Supreme Court May Revive Trump Scheme To Exclude Undocumented Aliens From Figuring Of House Seats

The Supreme Court took up Friday October 16 a case invalidating the Trump Administration’s scheme to exclude undocumented aliens from figuring of House seats in reapportionments.

This move represents a blow against the long-established census counting method that will massively shift House seats from Democratic to Republican states.

Trump launched the scheme on July 21. He called for a strange dual documenting by Wilbur Ross’s Commerce Department, one of the two being the normal census. But, the other being would use some still-undefined method of to project or estimate or just guess the number of undocumented immigrants. There are no questions asked by the census itself to count undocumented immigrants.

The case is named New York v. Trump. It was a bad sign that the Court took up the case and set it for argument November 30. The Court could have left this case alone. A three-judge panel said last month that the Trump scheme was illegal. The three judges included two nominated by President George W. Bush and one by President Barack Obama. It was balanced and devoted itself to an objective consideration of the legal issues.

I wrote on September 10 of their decision. It was unanimous. Its 86 pages went thoroughly and deeply into the history of the census. This was one of the rare three-judge district courts (they used to be more frequently convened for issues of the constitutionality of statutes.) The natural Supreme Court response would have been to summarily affirm, recognizing how far out of line Trump’s scheme was.

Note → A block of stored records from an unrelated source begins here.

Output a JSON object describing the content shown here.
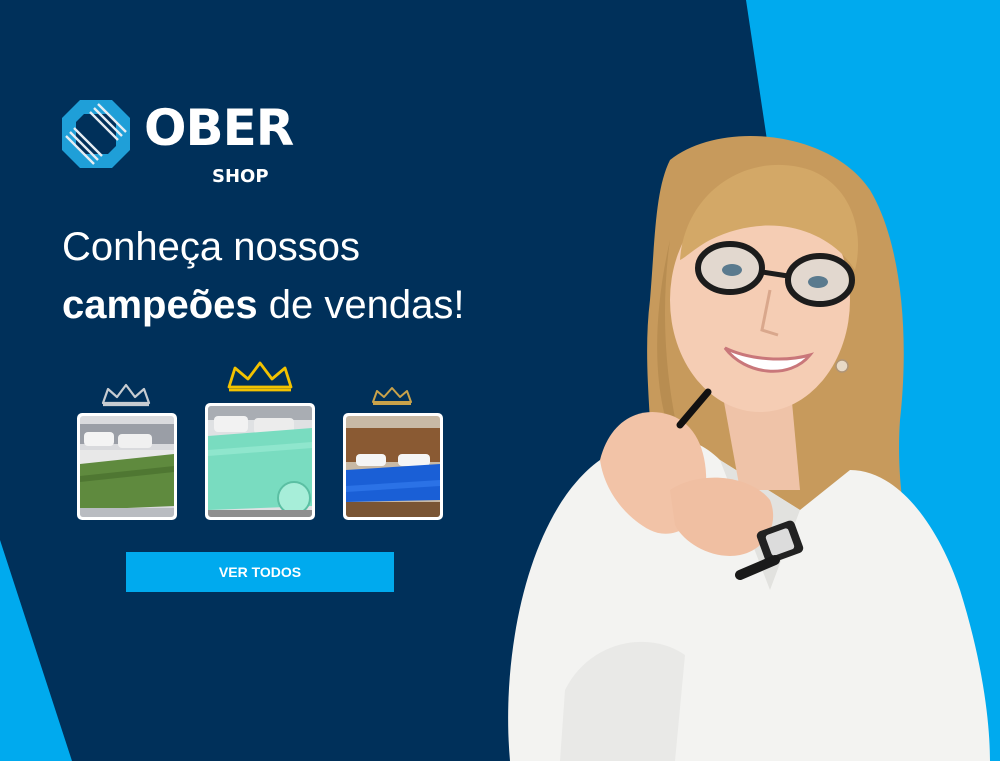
{
  "brand": {
    "name": "OBER",
    "sub": "SHOP"
  },
  "headline": {
    "line1": "Conheça nossos",
    "bold": "campeões",
    "rest": " de vendas!"
  },
  "products": [
    {
      "rank": "silver",
      "crown_color": "#c7ccd1",
      "blanket_color": "#5f8a3e"
    },
    {
      "rank": "gold",
      "crown_color": "#f2c200",
      "blanket_color": "#79dcc0"
    },
    {
      "rank": "bronze",
      "crown_color": "#c9a24a",
      "blanket_color": "#1a5fd6"
    }
  ],
  "cta": {
    "label": "VER TODOS"
  },
  "colors": {
    "background": "#00305a",
    "accent": "#00aaee"
  }
}
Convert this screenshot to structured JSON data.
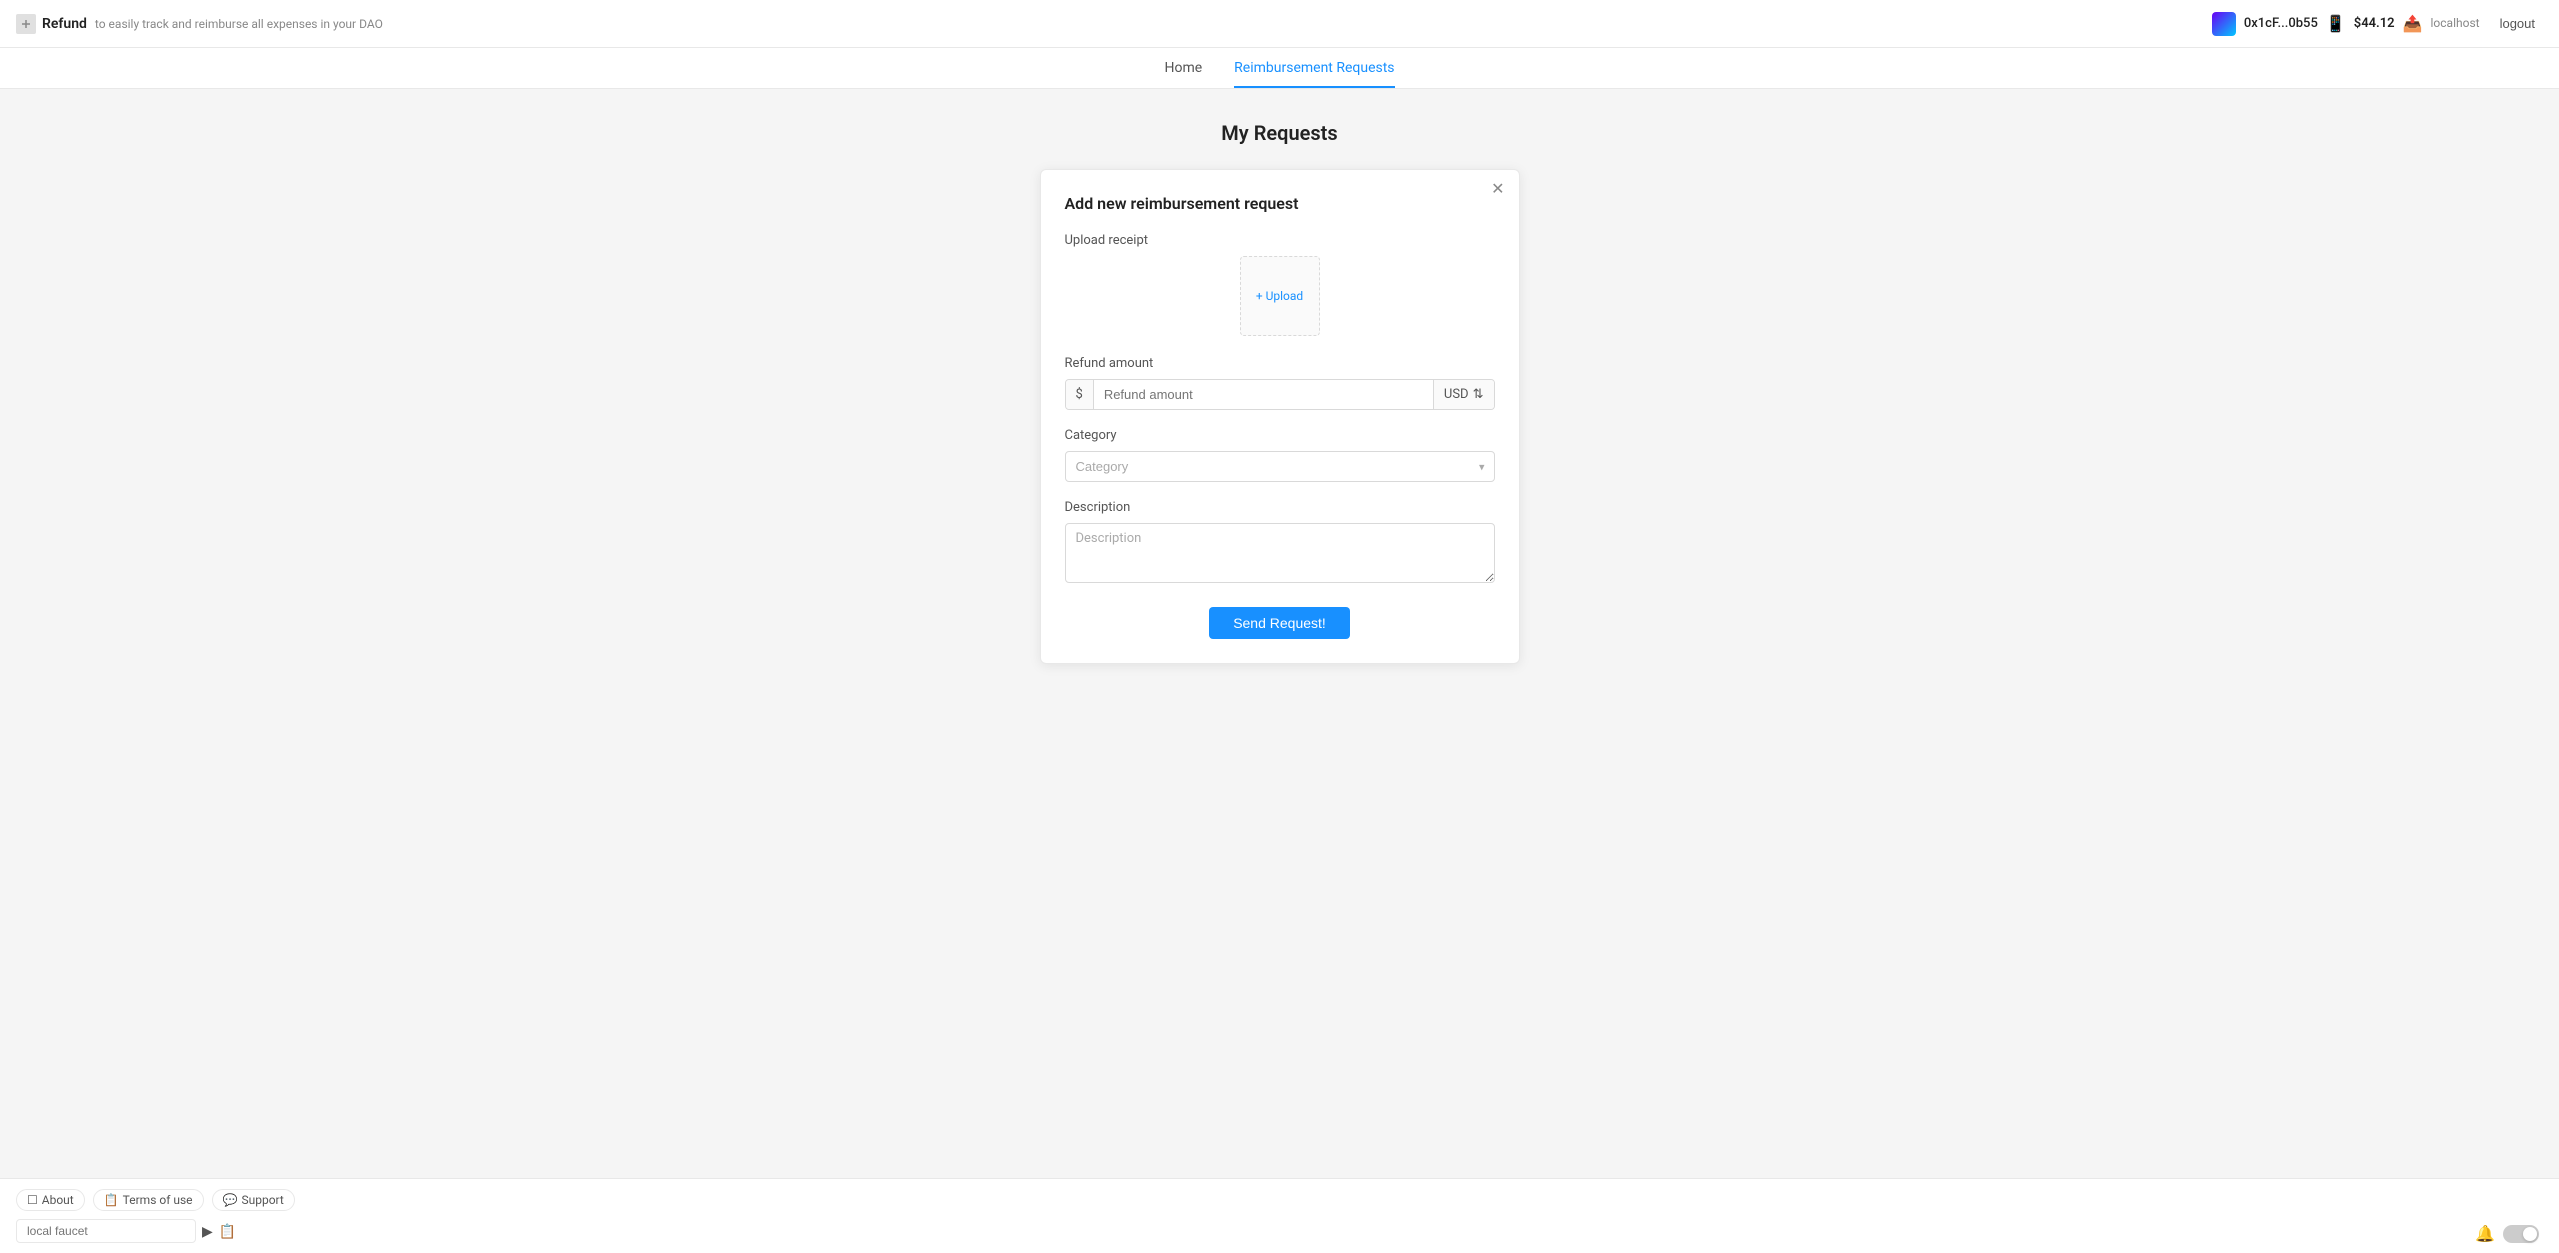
{
  "header": {
    "logo_text": "Refund",
    "subtitle": "to easily track and reimburse all expenses in your DAO",
    "wallet_address": "0x1cF...0b55",
    "balance": "$44.12",
    "network": "localhost",
    "logout_label": "logout"
  },
  "nav": {
    "items": [
      {
        "label": "Home",
        "active": false
      },
      {
        "label": "Reimbursement Requests",
        "active": true
      }
    ]
  },
  "page": {
    "title": "My Requests"
  },
  "modal": {
    "title": "Add new reimbursement request",
    "upload_label": "Upload receipt",
    "upload_button": "+ Upload",
    "refund_amount_label": "Refund amount",
    "refund_amount_prefix": "$",
    "refund_amount_placeholder": "Refund amount",
    "currency": "USD",
    "category_label": "Category",
    "category_placeholder": "Category",
    "description_label": "Description",
    "description_placeholder": "Description",
    "send_button": "Send Request!"
  },
  "footer": {
    "about_label": "About",
    "terms_label": "Terms of use",
    "support_label": "Support",
    "faucet_placeholder": "local faucet",
    "about_icon": "📄",
    "terms_icon": "📋",
    "support_icon": "💬"
  }
}
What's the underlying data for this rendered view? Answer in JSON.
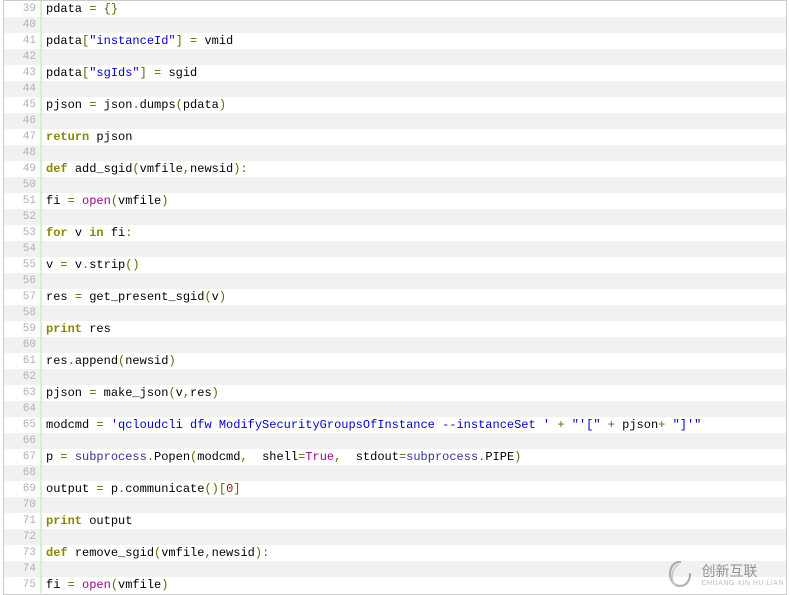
{
  "startLine": 39,
  "watermark": {
    "main": "创新互联",
    "sub": "CHUANG XIN HU LIAN"
  },
  "lines": [
    [
      {
        "t": "pdata",
        "c": "id"
      },
      {
        "t": " "
      },
      {
        "t": "=",
        "c": "op"
      },
      {
        "t": " "
      },
      {
        "t": "{}",
        "c": "punc"
      }
    ],
    [],
    [
      {
        "t": "pdata",
        "c": "id"
      },
      {
        "t": "[",
        "c": "punc"
      },
      {
        "t": "\"instanceId\"",
        "c": "str"
      },
      {
        "t": "]",
        "c": "punc"
      },
      {
        "t": " "
      },
      {
        "t": "=",
        "c": "op"
      },
      {
        "t": " "
      },
      {
        "t": "vmid",
        "c": "id"
      }
    ],
    [],
    [
      {
        "t": "pdata",
        "c": "id"
      },
      {
        "t": "[",
        "c": "punc"
      },
      {
        "t": "\"sgIds\"",
        "c": "str"
      },
      {
        "t": "]",
        "c": "punc"
      },
      {
        "t": " "
      },
      {
        "t": "=",
        "c": "op"
      },
      {
        "t": " "
      },
      {
        "t": "sgid",
        "c": "id"
      }
    ],
    [],
    [
      {
        "t": "pjson",
        "c": "id"
      },
      {
        "t": " "
      },
      {
        "t": "=",
        "c": "op"
      },
      {
        "t": " "
      },
      {
        "t": "json",
        "c": "id"
      },
      {
        "t": ".",
        "c": "punc"
      },
      {
        "t": "dumps",
        "c": "id"
      },
      {
        "t": "(",
        "c": "punc"
      },
      {
        "t": "pdata",
        "c": "id"
      },
      {
        "t": ")",
        "c": "punc"
      }
    ],
    [],
    [
      {
        "t": "return",
        "c": "kw"
      },
      {
        "t": " "
      },
      {
        "t": "pjson",
        "c": "id"
      }
    ],
    [],
    [
      {
        "t": "def",
        "c": "def"
      },
      {
        "t": " "
      },
      {
        "t": "add_sgid",
        "c": "id"
      },
      {
        "t": "(",
        "c": "punc"
      },
      {
        "t": "vmfile",
        "c": "id"
      },
      {
        "t": ",",
        "c": "punc"
      },
      {
        "t": "newsid",
        "c": "id"
      },
      {
        "t": ")",
        "c": "punc"
      },
      {
        "t": ":",
        "c": "punc"
      }
    ],
    [],
    [
      {
        "t": "fi",
        "c": "id"
      },
      {
        "t": " "
      },
      {
        "t": "=",
        "c": "op"
      },
      {
        "t": " "
      },
      {
        "t": "open",
        "c": "builtin"
      },
      {
        "t": "(",
        "c": "punc"
      },
      {
        "t": "vmfile",
        "c": "id"
      },
      {
        "t": ")",
        "c": "punc"
      }
    ],
    [],
    [
      {
        "t": "for",
        "c": "kw"
      },
      {
        "t": " "
      },
      {
        "t": "v",
        "c": "id"
      },
      {
        "t": " "
      },
      {
        "t": "in",
        "c": "kw"
      },
      {
        "t": " "
      },
      {
        "t": "fi",
        "c": "id"
      },
      {
        "t": ":",
        "c": "punc"
      }
    ],
    [],
    [
      {
        "t": "v",
        "c": "id"
      },
      {
        "t": " "
      },
      {
        "t": "=",
        "c": "op"
      },
      {
        "t": " "
      },
      {
        "t": "v",
        "c": "id"
      },
      {
        "t": ".",
        "c": "punc"
      },
      {
        "t": "strip",
        "c": "id"
      },
      {
        "t": "()",
        "c": "punc"
      }
    ],
    [],
    [
      {
        "t": "res",
        "c": "id"
      },
      {
        "t": " "
      },
      {
        "t": "=",
        "c": "op"
      },
      {
        "t": " "
      },
      {
        "t": "get_present_sgid",
        "c": "id"
      },
      {
        "t": "(",
        "c": "punc"
      },
      {
        "t": "v",
        "c": "id"
      },
      {
        "t": ")",
        "c": "punc"
      }
    ],
    [],
    [
      {
        "t": "print",
        "c": "kw"
      },
      {
        "t": " "
      },
      {
        "t": "res",
        "c": "id"
      }
    ],
    [],
    [
      {
        "t": "res",
        "c": "id"
      },
      {
        "t": ".",
        "c": "punc"
      },
      {
        "t": "append",
        "c": "id"
      },
      {
        "t": "(",
        "c": "punc"
      },
      {
        "t": "newsid",
        "c": "id"
      },
      {
        "t": ")",
        "c": "punc"
      }
    ],
    [],
    [
      {
        "t": "pjson",
        "c": "id"
      },
      {
        "t": " "
      },
      {
        "t": "=",
        "c": "op"
      },
      {
        "t": " "
      },
      {
        "t": "make_json",
        "c": "id"
      },
      {
        "t": "(",
        "c": "punc"
      },
      {
        "t": "v",
        "c": "id"
      },
      {
        "t": ",",
        "c": "punc"
      },
      {
        "t": "res",
        "c": "id"
      },
      {
        "t": ")",
        "c": "punc"
      }
    ],
    [],
    [
      {
        "t": "modcmd",
        "c": "id"
      },
      {
        "t": " "
      },
      {
        "t": "=",
        "c": "op"
      },
      {
        "t": " "
      },
      {
        "t": "'qcloudcli dfw ModifySecurityGroupsOfInstance --instanceSet '",
        "c": "str"
      },
      {
        "t": " "
      },
      {
        "t": "+",
        "c": "op"
      },
      {
        "t": " "
      },
      {
        "t": "\"'[\"",
        "c": "str"
      },
      {
        "t": " "
      },
      {
        "t": "+",
        "c": "op"
      },
      {
        "t": " "
      },
      {
        "t": "pjson",
        "c": "id"
      },
      {
        "t": "+",
        "c": "op"
      },
      {
        "t": " "
      },
      {
        "t": "\"]'\"",
        "c": "str"
      }
    ],
    [],
    [
      {
        "t": "p",
        "c": "id"
      },
      {
        "t": " "
      },
      {
        "t": "=",
        "c": "op"
      },
      {
        "t": " "
      },
      {
        "t": "subprocess",
        "c": "fn"
      },
      {
        "t": ".",
        "c": "punc"
      },
      {
        "t": "Popen",
        "c": "id"
      },
      {
        "t": "(",
        "c": "punc"
      },
      {
        "t": "modcmd",
        "c": "id"
      },
      {
        "t": ",",
        "c": "punc"
      },
      {
        "t": "  "
      },
      {
        "t": "shell",
        "c": "id"
      },
      {
        "t": "=",
        "c": "op"
      },
      {
        "t": "True",
        "c": "builtin"
      },
      {
        "t": ",",
        "c": "punc"
      },
      {
        "t": "  "
      },
      {
        "t": "stdout",
        "c": "id"
      },
      {
        "t": "=",
        "c": "op"
      },
      {
        "t": "subprocess",
        "c": "fn"
      },
      {
        "t": ".",
        "c": "punc"
      },
      {
        "t": "PIPE",
        "c": "id"
      },
      {
        "t": ")",
        "c": "punc"
      }
    ],
    [],
    [
      {
        "t": "output",
        "c": "id"
      },
      {
        "t": " "
      },
      {
        "t": "=",
        "c": "op"
      },
      {
        "t": " "
      },
      {
        "t": "p",
        "c": "id"
      },
      {
        "t": ".",
        "c": "punc"
      },
      {
        "t": "communicate",
        "c": "id"
      },
      {
        "t": "()",
        "c": "punc"
      },
      {
        "t": "[",
        "c": "punc"
      },
      {
        "t": "0",
        "c": "num"
      },
      {
        "t": "]",
        "c": "punc"
      }
    ],
    [],
    [
      {
        "t": "print",
        "c": "kw"
      },
      {
        "t": " "
      },
      {
        "t": "output",
        "c": "id"
      }
    ],
    [],
    [
      {
        "t": "def",
        "c": "def"
      },
      {
        "t": " "
      },
      {
        "t": "remove_sgid",
        "c": "id"
      },
      {
        "t": "(",
        "c": "punc"
      },
      {
        "t": "vmfile",
        "c": "id"
      },
      {
        "t": ",",
        "c": "punc"
      },
      {
        "t": "newsid",
        "c": "id"
      },
      {
        "t": ")",
        "c": "punc"
      },
      {
        "t": ":",
        "c": "punc"
      }
    ],
    [],
    [
      {
        "t": "fi",
        "c": "id"
      },
      {
        "t": " "
      },
      {
        "t": "=",
        "c": "op"
      },
      {
        "t": " "
      },
      {
        "t": "open",
        "c": "builtin"
      },
      {
        "t": "(",
        "c": "punc"
      },
      {
        "t": "vmfile",
        "c": "id"
      },
      {
        "t": ")",
        "c": "punc"
      }
    ]
  ]
}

Under the Trump scheme, the states that would most likely lose House seats in reapportionment would be those with relatively larger populations of undocumented aliens: California, Texas and New Jersey. The states that would gain seats would be states, like Indiana, with relatively greater citizen populations. Although the correlation is not perfect, the states losing House seats would be more Democratic, and the states gaining House seats would be more Republican.

This might be one of the first cases argued, decided and issued with Amy Coney Barrett. What kind of difference would she make, if, say, a conservative majority reviving the Trump scheme let her write the opinion? As her nomination hearings fully addressed, her approach to statutory interpretation is Scalia’s approach, a hard-edged textualism.  

Pushing that approach to its limit, Barrett would discard all the compelling history of the census analyzed by the balanced three-judge panel. Instead, she would look at various sources, relevant and irrelevant, to show that the words “persons” has covered a number of different meanings. With the freedom of action thusly created, she would in short order decide that President Trump could do what he liked, regardless of two centuries of history.